La question de la pertinence de maintenir cette différence de traitement en 2025 soulève des débats politiques et juridiques.
Une résolution visant à dénoncer le Traité de 1968 a été votée à l'Assemblée nationale, illustrant des tensions autour de cet accord.
Le président de la République est habilité à dénoncer les traités, non l'Assemblée nationale.
Summary:
"Quit Juris" podcast delves into the week's news through a legal lens, highlighting ongoing tensions between Paris and Algiers. The 1968 Treaty between France and Algeria regulates Algerian nationals' circulation in France, granting specific advantages. While Algerians enjoy exemptions from common foreigner laws, they lack automatic entry rights or privileged access to French nationality.
The debate on justifying this differential treatment in 2025 touches upon political and legal realms.
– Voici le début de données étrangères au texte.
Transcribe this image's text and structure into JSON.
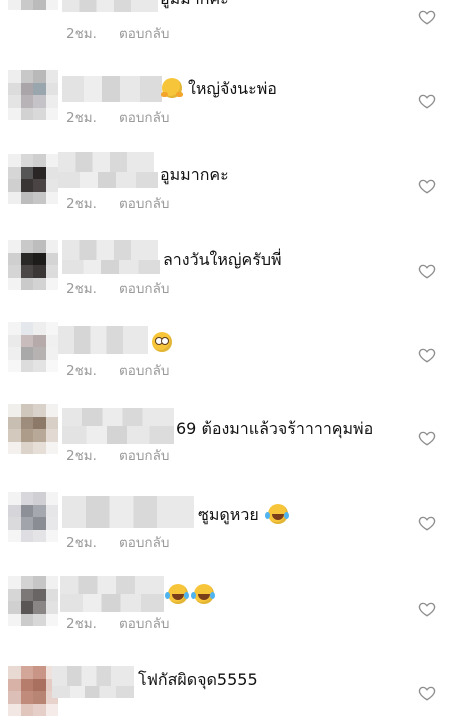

A recent resolution aiming to denounce the 1968 Treaty signals discord, with discussions on potential renegotiation or termination. The power to denounce treaties rests with the president, not the parliament, showcasing a delicate balance between legal frameworks and political considerations.
FAQs
L'émission "Quit Juris" aborde l'actualité de la semaine décryptée à travers le prisme du droit.
Le traité de 1968 crée un statut unique pour les ressortissants algériens en matière de circulation et d'emploi, avec des avantages différenciés par rapport aux autres étrangers.
Les Algériens doivent détenir un visa pour entrer en France, puis obtenir un titre de séjour d'un an ou de dix ans, avec des facilités en matière de regroupement familial et de travail.
C'est au président de la République, et non à l'Assemblée nationale, qu'incombe le pouvoir de dénoncer un traité comme celui de 1968 entre la France et l'Algérie.
Si le traité de 1968 était dénoncé, les Algériens pourraient être régis par le CESEDA, le droit commun des étrangers en France, avec des conséquences sur leur statut et leurs droits par rapport aux autres étrangers.